18th October 2020 via Zoom
A demonstration by Graham Newing will start at 1pm, followed by the meeting at 2pm.
At the age of 15 Graham Newing embarked on a life of pottery. That was in 1957. He has been a potter for every one of the intervening 63 years. In an age of portmanteau careers this is really quite remarkable.
After completing art college, where the lecturers were more interested in playing shove halfpenny than teaching, Graham spent a year throwing at Denby Pottery. This isn’t diving in the deep end, this is the Mariana Trench. Try 1500 mugs a day or 2000 egg cups. After this Graham was ready and able to take on running and in fact turning around the fortunes of Guernsey Pottery.
The road to South Wales came via Wiltshire, specifically Longleat and the eccentric Marquis of Bath, who decided that he wanted to create an arts and crafts community and among the assembled artists, architects and so on was Graham. A year later he was the last man left standing, being the only one successfully supporting himself through his endeavours.
He became self employed in 1969, setting up the pottery in Westbury, Wiltshire. Graham was well able to take on big orders such as oil burners for Neals Yard remedies and others, at the rate of up to 2500 a week. You might think that this was gut-busting stuff but, with the help of a couple of employees, afternoons were still spent doing the garden.

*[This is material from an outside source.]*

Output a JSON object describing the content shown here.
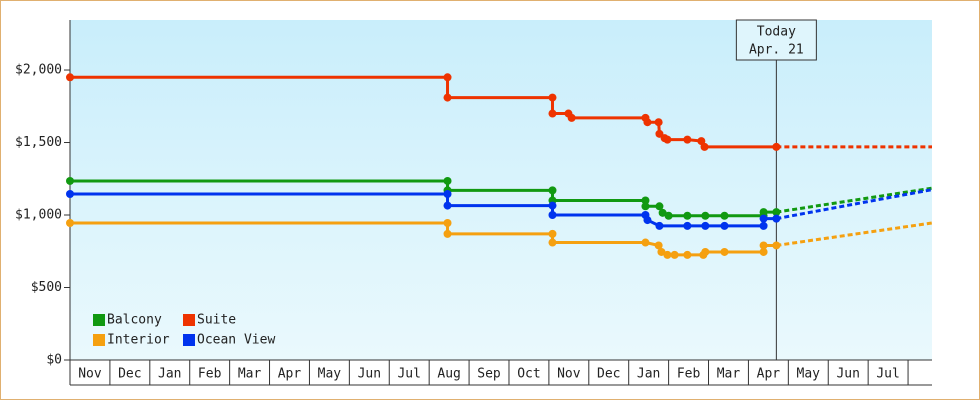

Things have changed in the business of selling pots. Back in the ‘70s, Graham remembers that there was an arts and crafts shop on every corner, all desperate for stuff and they all paid up front. Those days are gone as we all know but, post lockdown, Graham’s pots are still flying out the door and galleries are begging for more.
Having moved to Pembrey in 2006 and at nearly 80 years old, making pots is not a necessity but I don’t think Graham is going to be quitting any time soon; as he says, ‘Work is not work when you love what you are doing’. 60 years spent making a good living out of doing what you love is certainly an inspiration.
The methods of getting work out there may have changed but people are still wanting to buy beautiful ceramics, whether domestic or gallery pieces, and there are still things in his head that are itching to be made. You may think that being a professional potter would indicate a somewhat isolated life, but for Graham pottery has been an immensely transferable skill enabling him to exercise a life-long interest in people. Over the years, he has spent much time working with people with both physical and mental health issues as well as prisoners. Making pots is obviously a skill that has served him incredibly well and since making that decision to be a potter at the tender age of 15, Graham has never looked back and is still enthused to get the clay on the wheel.
We are very happy that Graham has agreed to demonstrate for us at the AGM through the power of Zoom, where geography and transportation are as arduous as the walk from the kettle to the kitchen table. He will also be delighted to answer all your questions.